News Local/State

Dave Duerson Act Heads For Debate On IL House Floor

 

Proponents of HB4341 testify at a hearing held by the Illinois House Mental Health Committee in Springfield on Thursday..

Proponents of HB4341 testify at a hearing held by the Illinois House Mental Health Committee in Springfield on Thursday.. Jaclyn Driscoll/NPR Illinois

Legislation to ban organized tackle football for children under the age of 12 is headed to consideration before the full Illinois House. The House Mental Health Committee voted 11-9 Thursday to advance House Bill 4341, which is named in memory of the late Chicago Bears football player Dave Duerson.

"This bill honors my family's hope and my father's legacy to protect future athletes and the future of football," says Tregg Duerson, Dave Duerson's son. 

Dave was a member of the 1985 Super Bowl Champion Chicago Bears who committed suicide in 2011, at 50 years old. In a note left to his family, he outlined his symptoms associated with Chronic Traumatic Encephalopathy (CTE). Dave shot himself in the chest in order to preserve his brain, requesting that his family donate it to science. Studies concluded he suffered from CTE. 

Tregg says he understand his father's final act as an effort to "be part of the solution." That solution, he believes, is this bill which bans organized youth tackle football for any child under 12 throughout the state of Illinois. 

Another proponent, Dr. Robert Stern, a professor of Neurology for Boston University and the Director of Clinical Research for the BU Chronic Traumatic Encephalopathy Center, says team sports are important, but the safety and wellbeing of children should be taken seriously. Citing peer-reviewed studies, Stern says exposing young children to tackle football is dangerous. 
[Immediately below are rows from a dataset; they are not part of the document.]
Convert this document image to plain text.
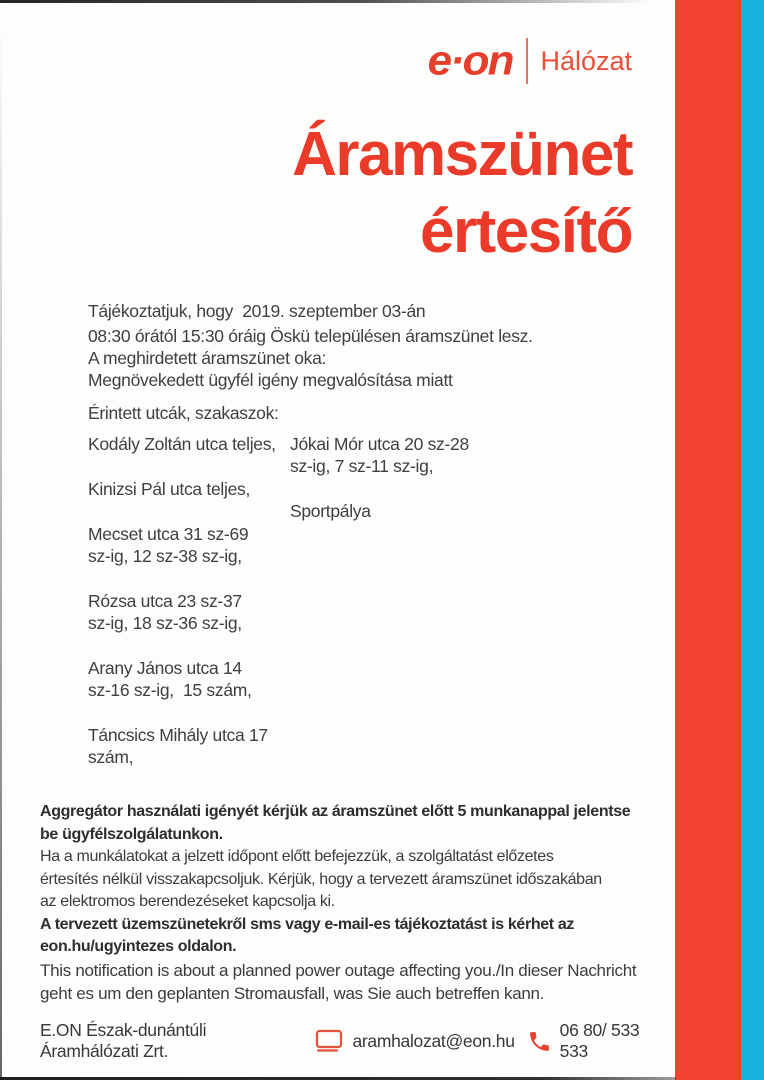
e·on	Hálózat
Áramszünet
értesítő
Tájékoztatjuk, hogy  2019. szeptember 03-án
08:30 órától 15:30 óráig Öskü településen áramszünet lesz.
A meghirdetett áramszünet oka:
Megnövekedett ügyfél igény megvalósítása miatt
Érintett utcák, szakaszok:

Kodály Zoltán utca teljes,

Kinizsi Pál utca teljes,

Mecset utca 31 sz-69
sz-ig, 12 sz-38 sz-ig,

Rózsa utca 23 sz-37
sz-ig, 18 sz-36 sz-ig,

Arany János utca 14
sz-16 sz-ig,  15 szám,

Táncsics Mihály utca 17
szám,

Jókai Mór utca 20 sz-28
sz-ig, 7 sz-11 sz-ig,

Sportpálya

Aggregátor használati igényét kérjük az áramszünet előtt 5 munkanappal jelentse
be ügyfélszolgálatunkon.

Ha a munkálatokat a jelzett időpont előtt befejezzük, a szolgáltatást előzetes
értesítés nélkül visszakapcsoljuk. Kérjük, hogy a tervezett áramszünet időszakában
az elektromos berendezéseket kapcsolja ki.

A tervezett üzemszünetekről sms vagy e-mail-es tájékoztatást is kérhet az
eon.hu/ugyintezes oldalon.

This notification is about a planned power outage affecting you./In dieser Nachricht
geht es um den geplanten Stromausfall, was Sie auch betreffen kann.
E.ON Észak-dunántúli Áramhálózati Zrt.
aramhalozat@eon.hu
06 80/ 533 533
"In each of these studies we found that the former players who began playing tackle before age 12 had significantly worse cognitive functioning and changes in the brain through MRI scans compared to the ones who started at 12 or older." 

Chris Borland, a Big Ten defensive player of the year, also supports the bill. He says some will argue the game of football is getting safer, but he says that's not true.
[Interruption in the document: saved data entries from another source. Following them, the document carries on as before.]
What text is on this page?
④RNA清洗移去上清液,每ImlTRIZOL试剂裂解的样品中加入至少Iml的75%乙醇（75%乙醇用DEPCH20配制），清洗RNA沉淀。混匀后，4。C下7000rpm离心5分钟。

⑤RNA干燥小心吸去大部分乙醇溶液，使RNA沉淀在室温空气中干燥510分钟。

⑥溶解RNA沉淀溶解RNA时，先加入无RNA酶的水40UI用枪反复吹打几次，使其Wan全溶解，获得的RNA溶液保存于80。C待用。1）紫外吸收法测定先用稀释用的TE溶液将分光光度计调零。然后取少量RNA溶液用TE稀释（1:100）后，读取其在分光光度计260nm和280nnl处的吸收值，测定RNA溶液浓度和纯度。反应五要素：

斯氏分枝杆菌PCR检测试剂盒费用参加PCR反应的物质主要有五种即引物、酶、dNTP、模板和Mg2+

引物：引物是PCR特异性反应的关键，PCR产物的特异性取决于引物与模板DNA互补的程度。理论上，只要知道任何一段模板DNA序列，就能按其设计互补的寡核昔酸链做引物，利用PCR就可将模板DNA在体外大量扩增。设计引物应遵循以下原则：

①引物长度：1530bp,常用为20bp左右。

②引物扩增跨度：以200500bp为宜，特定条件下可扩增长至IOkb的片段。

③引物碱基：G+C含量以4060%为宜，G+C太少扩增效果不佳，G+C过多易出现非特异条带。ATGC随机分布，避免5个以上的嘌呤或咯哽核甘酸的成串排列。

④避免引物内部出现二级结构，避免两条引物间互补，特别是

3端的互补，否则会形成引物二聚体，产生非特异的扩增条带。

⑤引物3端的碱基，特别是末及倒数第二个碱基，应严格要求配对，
"As a two-time captain, I made 420 tackles in four seasons. There's no safe way to do it," says Borland. "To pass the buck to kids to say at 6, 7, 8 years old you should master a skill that adults have been at for a quarter of a century that haven't mastered, and can't master, is intellectually dishonest." 

After more than an hour of testimony, and even a demonstration of a child-sized dummy dressed in football gear being repetitively hit in the head, some lawmakers on the committee still took issue with bill. 
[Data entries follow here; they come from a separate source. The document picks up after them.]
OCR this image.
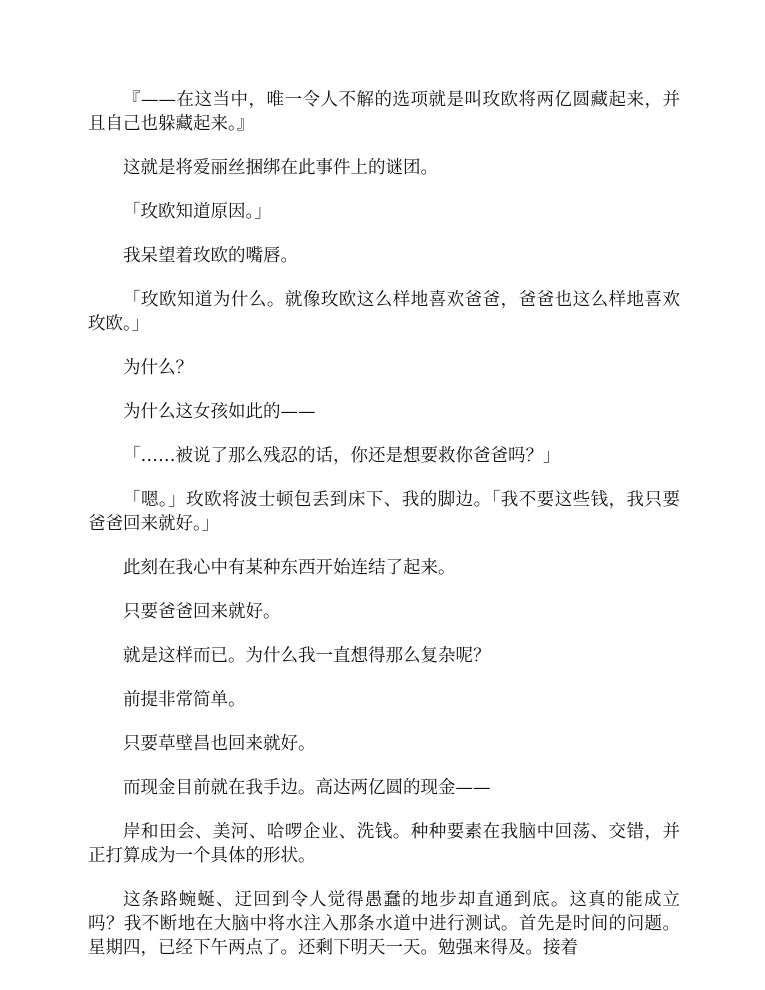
『——在这当中，唯一令人不解的选项就是叫玫欧将两亿圆藏起来，并且自己也躲藏起来。』

这就是将爱丽丝捆绑在此事件上的谜团。

「玫欧知道原因。」

我呆望着玫欧的嘴唇。

「玫欧知道为什么。就像玫欧这么样地喜欢爸爸，爸爸也这么样地喜欢玫欧。」

为什么？

为什么这女孩如此的——

「……被说了那么残忍的话，你还是想要救你爸爸吗？」

「嗯。」玫欧将波士顿包丢到床下、我的脚边。「我不要这些钱，我只要爸爸回来就好。」

此刻在我心中有某种东西开始连结了起来。

只要爸爸回来就好。

就是这样而已。为什么我一直想得那么复杂呢？

前提非常简单。

只要草壁昌也回来就好。

而现金目前就在我手边。高达两亿圆的现金——

岸和田会、美河、哈啰企业、洗钱。种种要素在我脑中回荡、交错，并正打算成为一个具体的形状。

这条路蜿蜒、迂回到令人觉得愚蠢的地步却直通到底。这真的能成立吗？我不断地在大脑中将水注入那条水道中进行测试。首先是时间的问题。星期四，已经下午两点了。还剩下明天一天。勉强来得及。接着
Rep. Sara Wojcicki-Jiminez (R-Leland Grove) says she has concerns with government overreach. “I’m a big believer in personal responsibility.  There isn’t a requirement right now in our state to make their children play football. This is a choice that parents have and they have access to research and different things like that," she says. "We have to be careful when we’re eliminating people’s personal choice.”

Though more than a hundred people registered as opponents of the legislation, none were present at the hearing, prompting a 'no' vote from Rep. Stephanie Kifowit, (D-Oswego). 

"Given the way this has transpired, I don't think that's the way our committee should be run with just one side getting preferential treatment over the other," says Kifowit.  

The hearing had only been scheduled to take testimony, without a vote. The bill sponsor Rep. Carol Sente (D-Vernon Hills), says she learned of that detail just this week and made last minute arrangements so the matter could be voted on.